Außerdem beantrage ich die Verlängerung der Revisionsbegründungsfrist, da ich mir erst einen Anwalt suchen muss."
Das Protokoll ist vom Angeklagten eigenhändig unterzeichnet worden.
Mit einem handschriftlichen Schreiben vom 07. Januar 2016, eingegangen bei dem Landgericht Braunschweig am 11. Januar 2016, welches der Angeklagte eigenhändig unterschrieben hat, beantragt er die Aufhebung aller Urteile in der Strafsache S. und Abweisung der Klage der Frau S. Weiterhin wird ausgeführt:
"Die Schimpfwörter die Frau S. mir zugeschoben hat bestreite ich entschieden. Somit steht hier Aussage gegen Aussage, das heißt: 'Im Zweifelsfall für den Beklagten und nicht gegen ihn.'"

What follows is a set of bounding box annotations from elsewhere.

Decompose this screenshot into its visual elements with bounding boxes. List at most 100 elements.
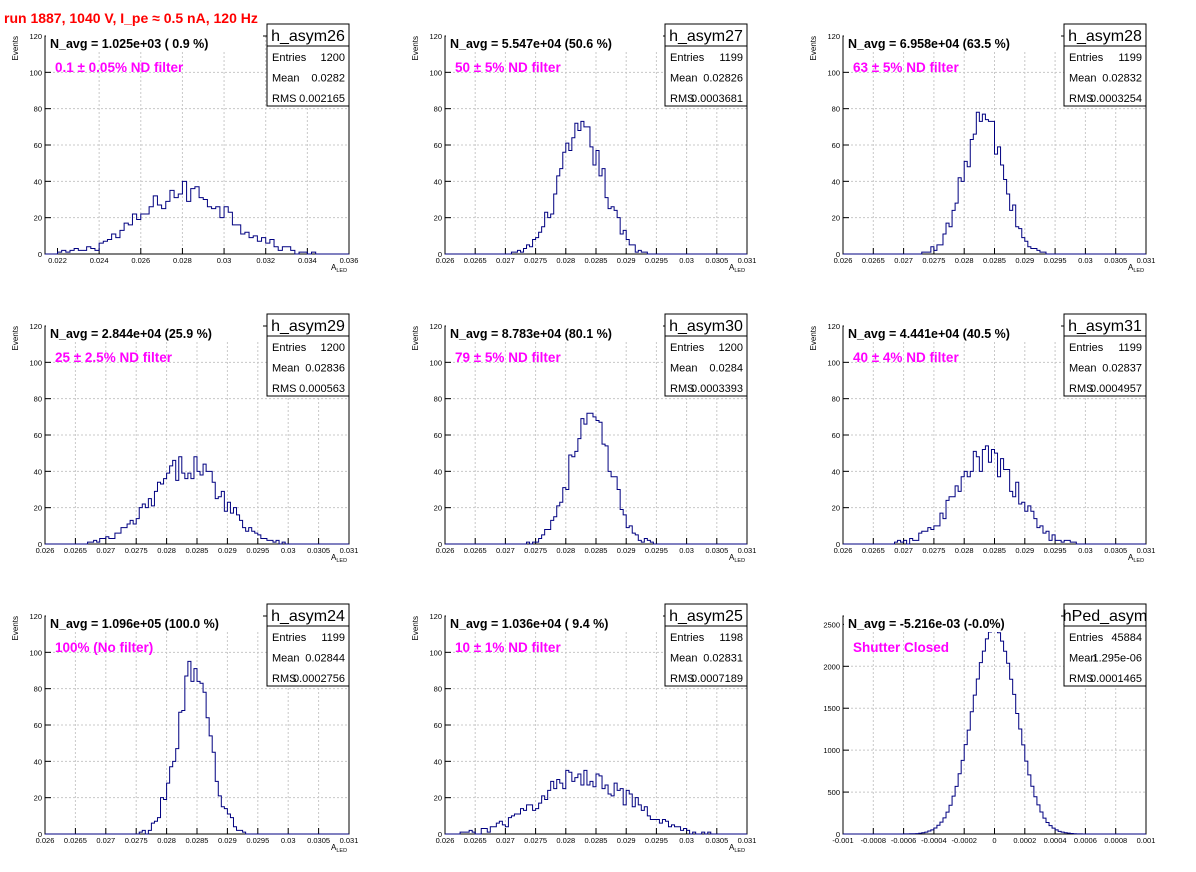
y-axis-title: Events — [809, 36, 818, 60]
x-tick-label: 0.0004 — [1044, 836, 1067, 845]
y-tick-label: 20 — [434, 504, 442, 513]
x-axis-title: ALED — [729, 843, 745, 854]
panel-h_asym24: 0.026 0.0265 0.027 0.0275 0.028 0.0285 0.029 0.… — [11, 603, 358, 854]
stats-value: 1.295e-06 — [1092, 653, 1142, 665]
y-tick-label: 20 — [434, 214, 442, 223]
stats-label: Mean — [1069, 73, 1097, 85]
x-tick-label: 0.0285 — [585, 546, 608, 555]
y-tick-label: 40 — [34, 177, 42, 186]
stats-box: h_asym28 Entries 1199 Mean 0.02832 RMS0.00032… — [1063, 23, 1147, 107]
stats-label: RMS — [670, 93, 694, 105]
x-axis-title: ALED — [331, 553, 347, 564]
stats-value: 0.0002756 — [293, 673, 345, 685]
stats-label: Mean — [670, 73, 698, 85]
stats-value: 1200 — [321, 342, 345, 354]
stats-label: RMS — [670, 673, 694, 685]
page-title: run 1887, 1040 V, I_pe ≈ 0.5 nA, 120 Hz — [4, 10, 258, 26]
x-tick-label: 0.0305 — [705, 546, 728, 555]
y-tick-label: 40 — [832, 467, 840, 476]
x-tick-label: 0.0275 — [524, 256, 547, 265]
panel-h_asym31: 0.026 0.0265 0.027 0.0275 0.028 0.0285 0.029 0.… — [809, 313, 1155, 564]
header-bg — [844, 35, 1061, 52]
x-tick-label: 0.029 — [617, 836, 636, 845]
stats-value: 0.0282 — [311, 73, 345, 85]
header-bg — [844, 325, 1061, 342]
y-tick-label: 100 — [429, 68, 442, 77]
y-tick-label: 60 — [832, 431, 840, 440]
y-tick-label: 500 — [827, 788, 840, 797]
histogram-name: h_asym28 — [1068, 28, 1142, 45]
histogram-line — [843, 445, 1146, 545]
histogram-line — [445, 120, 747, 255]
y-tick-label: 120 — [29, 32, 42, 41]
y-axis-title: Events — [411, 616, 420, 640]
stats-label: RMS — [670, 383, 694, 395]
y-tick-label: 40 — [34, 467, 42, 476]
y-axis-title: Events — [411, 36, 420, 60]
stats-value: 0.000563 — [299, 383, 345, 395]
x-tick-label: 0.0265 — [464, 256, 487, 265]
x-tick-label: 0.0285 — [983, 256, 1006, 265]
y-tick-label: 20 — [832, 504, 840, 513]
y-tick-label: 120 — [429, 322, 442, 331]
y-tick-label: 80 — [832, 395, 840, 404]
stats-value: 1199 — [321, 632, 345, 644]
y-tick-label: 20 — [34, 214, 42, 223]
panel-h_asym29: 0.026 0.0265 0.027 0.0275 0.028 0.0285 0.029 0.… — [11, 313, 358, 564]
histogram-line — [445, 412, 747, 545]
y-tick-label: 100 — [827, 68, 840, 77]
stats-label: Entries — [1069, 342, 1104, 354]
filter-note: 40 ± 4% ND filter — [853, 350, 959, 365]
stats-value: 0.02831 — [703, 653, 743, 665]
x-tick-label: -0.0006 — [891, 836, 916, 845]
stats-value: 0.0004957 — [1090, 383, 1142, 395]
stats-value: 0.0001465 — [1090, 673, 1142, 685]
y-axis-title: Events — [11, 326, 20, 350]
x-tick-label: 0.0295 — [645, 256, 668, 265]
filter-note: Shutter Closed — [853, 640, 949, 655]
x-axis-title: ALED — [1128, 263, 1144, 274]
stats-value: 1199 — [719, 52, 743, 64]
y-tick-label: 40 — [434, 757, 442, 766]
y-tick-label: 20 — [34, 794, 42, 803]
x-tick-label: 0.0275 — [524, 546, 547, 555]
stats-label: RMS — [1069, 673, 1093, 685]
histogram-name: h_asym24 — [271, 608, 345, 625]
stats-value: 1200 — [719, 342, 743, 354]
x-tick-label: 0.0275 — [922, 546, 945, 555]
x-tick-label: -0.0002 — [951, 836, 976, 845]
x-axis-title: ALED — [331, 263, 347, 274]
x-tick-label: 0.0305 — [705, 256, 728, 265]
stats-frame — [664, 313, 748, 397]
stats-label: Entries — [670, 632, 705, 644]
stats-value: 1198 — [719, 632, 743, 644]
x-tick-label: 0.0295 — [1044, 546, 1067, 555]
stats-label: Mean — [1069, 363, 1097, 375]
y-tick-label: 40 — [832, 177, 840, 186]
x-tick-label: 0.036 — [340, 256, 359, 265]
x-tick-label: 0.03 — [281, 546, 296, 555]
y-tick-label: 80 — [34, 105, 42, 114]
header-text: N_avg = 5.547e+04 (50.6 %) — [450, 37, 612, 51]
y-tick-label: 20 — [434, 794, 442, 803]
x-axis-title: ALED — [1128, 553, 1144, 564]
y-tick-label: 0 — [38, 830, 42, 839]
y-tick-label: 80 — [34, 395, 42, 404]
header-text: N_avg = 6.958e+04 (63.5 %) — [848, 37, 1010, 51]
y-tick-label: 120 — [429, 32, 442, 41]
header-text: N_avg = 8.783e+04 (80.1 %) — [450, 327, 612, 341]
x-tick-label: 0.03 — [217, 256, 232, 265]
y-tick-label: 60 — [434, 141, 442, 150]
y-axis-title: Events — [11, 616, 20, 640]
stats-label: Entries — [670, 342, 705, 354]
y-tick-label: 80 — [434, 105, 442, 114]
stats-value: 0.002165 — [299, 93, 345, 105]
histogram-line — [45, 180, 349, 255]
x-axis-title: ALED — [729, 553, 745, 564]
stats-box: h_asym25 Entries 1198 Mean 0.02831 RMS0.00071… — [664, 603, 748, 687]
y-tick-label: 2500 — [823, 620, 840, 629]
filter-note: 25 ± 2.5% ND filter — [55, 350, 173, 365]
y-tick-label: 60 — [434, 431, 442, 440]
x-tick-label: -0.0004 — [921, 836, 946, 845]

Mit Beschluss vom 19. Januar 2016, der dem Angeklagten am 21.01.2016 zugestellt worden ist, hat das Landgericht Braunschweig die Revision des Angeklagten als unzulässig verworfen.
Dagegen wendet sich der Angeklagte mit seinem als Einspruch bezeichneten Schreiben vom 22. Januar 2016, das am 27. Januar 2016 beim Landgericht Braunschweig eingegangen ist. Zugleich beantragt er die Beiordnung eines Verteidigers für das Revisionsverfahren.
Die Generalstaatsanwaltschaft hat beantragt, den Antrag auf Entscheidung des Revisionsgerichts als unbegründet zu verwerfen.
II.
1. Hinweis auf eine etwaigen Wiedereinsetzung in den vorigen Stand
Der angefochtene Beschluss war aufzuheben und der Angeklagte über die Möglichkeit der Wiedereinsetzung in den vorigen Stand betreffend die versäumte Revisionsbegründungsfrist zu belehren, weil die Revision ohne sein Verschulden formunwirksam begründet wurde.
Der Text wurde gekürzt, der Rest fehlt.